On-Demand Biometrics: Fast Cross-Device Authentication

Christian Holz and Frank Bentley. CHI 2016.
Yahoo Labs, Sunnyvale, CA.

Video

Figure 1

On-Demand Biometrics: Fast Cross-Device Authentication

Login with on-demand biometrics: (a) A user enters their name into the login form in the browser, (b) receives the authentication request on their phone, and (c) approves it with their fingerprint, which (d) completes the login in the browser.

Abstract

We explore the use of a new way to log into a web service, such as email or social media. Using on-demand biometrics, users sign in from a browser on a computer using just their name, which sends a request to their phone for approval. Users approve this request by authenticating on their phone using their fingerprint, which completes the login in the browser. On-demand biometrics thus replace passwords or temporary access codes found in two-step verification with the ease of use of biometrics. We present the results of an interview study on the use of on-demand biometrics with a live login backend. Participants perceived our system as convenient and fast to use and also expressed their trust in fingerprint authentication to keep their accounts safe.

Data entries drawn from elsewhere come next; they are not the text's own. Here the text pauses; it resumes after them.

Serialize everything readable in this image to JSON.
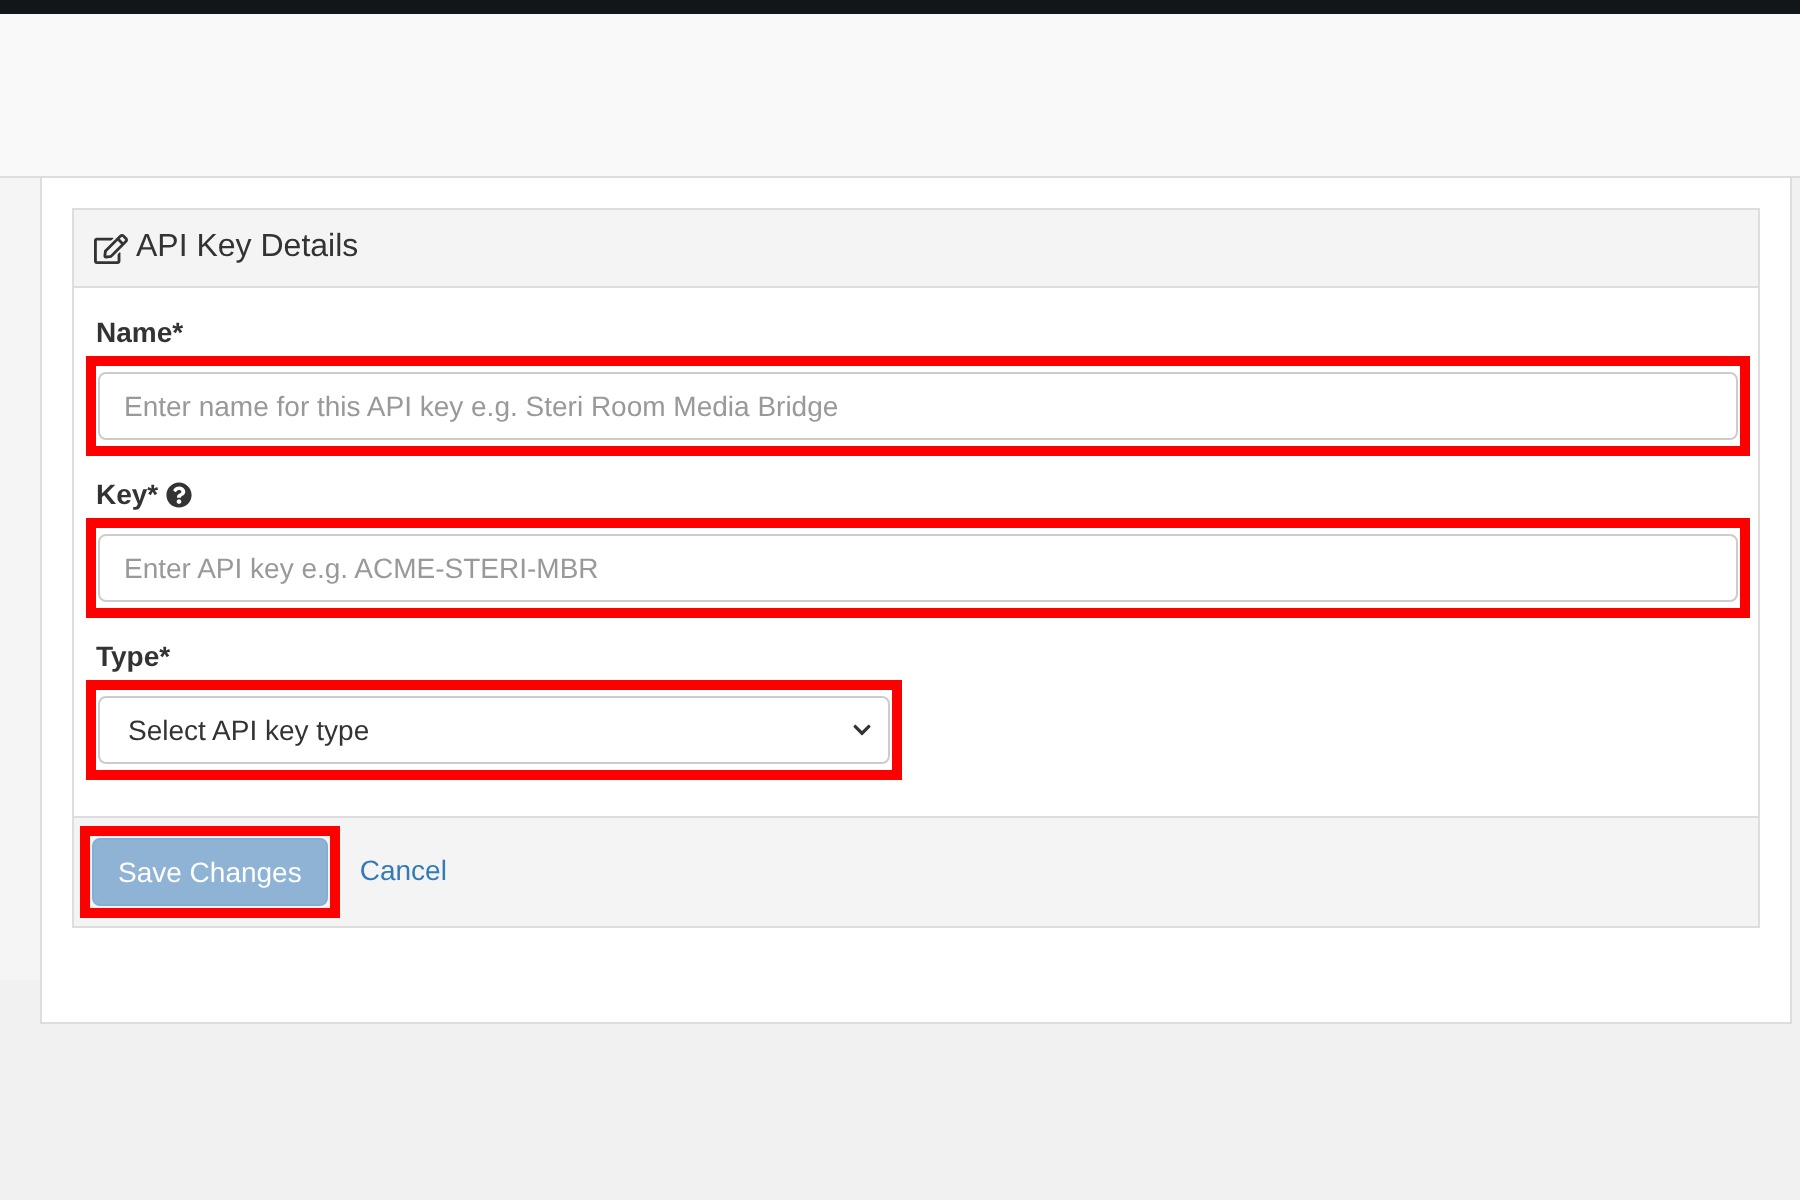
{
  "card": {
    "title": "API Key Details"
  },
  "fields": [
    {
      "kind": "text",
      "label": "Name*",
      "help": false,
      "placeholder": "Enter name for this API key e.g. Steri Room Media Bridge",
      "highlighted": true
    },
    {
      "kind": "text",
      "label": "Key*",
      "help": true,
      "placeholder": "Enter API key e.g. ACME-STERI-MBR",
      "highlighted": true
    },
    {
      "kind": "select",
      "label": "Type*",
      "help": false,
      "value": "Select API key type",
      "highlighted": true
    }
  ],
  "actions": [
    {
      "kind": "button",
      "label": "Save Changes",
      "disabled": true,
      "highlighted": true
    },
    {
      "kind": "link",
      "label": "Cancel",
      "disabled": false,
      "highlighted": false
    }
  ]
}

We motivate the design of on-demand biometrics, present an analysis of participants' use and responses around general account security and authentication, and conclude with implications for designing fast and easy cross-device authentication.

Publication

Christian Holz and Frank Bentley. 2016. On-Demand Biometrics: Fast and Convenient Cross-Device Login. In Proceedings of the 2016 CHI Conference on Human Factors in Computing Systems (CHI '16). San Jose, CA, USA (May 7-12, 2016). ACM, New York, NY, USA, 3761–3766.

Discussion, Implications, and Conclusion

Considering the space of existing implementations of two-step verification, on-demand biometrics represent a new type of cross-device login that lies between one-time passwords sent to the phone and touchscreen controls to merely accept or decline a request without any form of authentication, both of which require extra effort.

As shown in this paper, on-demand biometrics strike a positive balance between the perceived security, convenience, and speed of use for users. Multiple studies in the related work have shown that usability trumps security for users, confirming the user’s aversion to overhead in interacting with devices, and leading to low opt-in rates. On-demand biometrics reduce the login process to just grabbing the phone and placing a finger on the home button, which participants often performed in a single motion during our evaluation, even while multitasking. On-demand biometrics thus reduce the overhead of one-time passwords, while providing the simple interaction of touchscreen buttons.

Implication 1: Extend the constraints of a web page with powerful sensors on mobile devices. Conceptually, on-demand biometrics replace the password manager in users’ browsers with users’ biometric features. Given the acceptance, speed, and convenience of use, on-demand biometrics can generalize beyond traditional logins and give users control over individual interactions on a more granular level. Since biometric approval is fast, our feature could be used to authenticate and approve web-based requests to charge a user’s credit card, change the address of an account, or delete personal records.

Implication 2: Promote authentication requests directly to the lock screen. Future implementations of on-demand biometrics should display requests on the lock screen, prompt for authentication right away, and render unlocking the phone redundant similar to a triggered alarm. Similarly, future wearable devices with integrated biometric sensors could be used to securely approve such requests across computers.

Overall, on-demand biometrics are a promising alternative to current implementations of two-step verification, addressing the challenges of convenience and speed of use that previous work has found to be responsible for low adoption rates. The themes in our analysis emerged across a diverse set of participants and thus provide a useful insight into the impression of everyday users. A quick look at the statistics of the usage of the mobile Yahoo Mail app (n > 1,000,000) shows that 61% of Yahoo’s iOS users have a Touch ID-capable device and 72% of them actively use it—a vast potential for the adoption of on-demand biometrics for conveniently accessing accounts and interacting with sensitive information.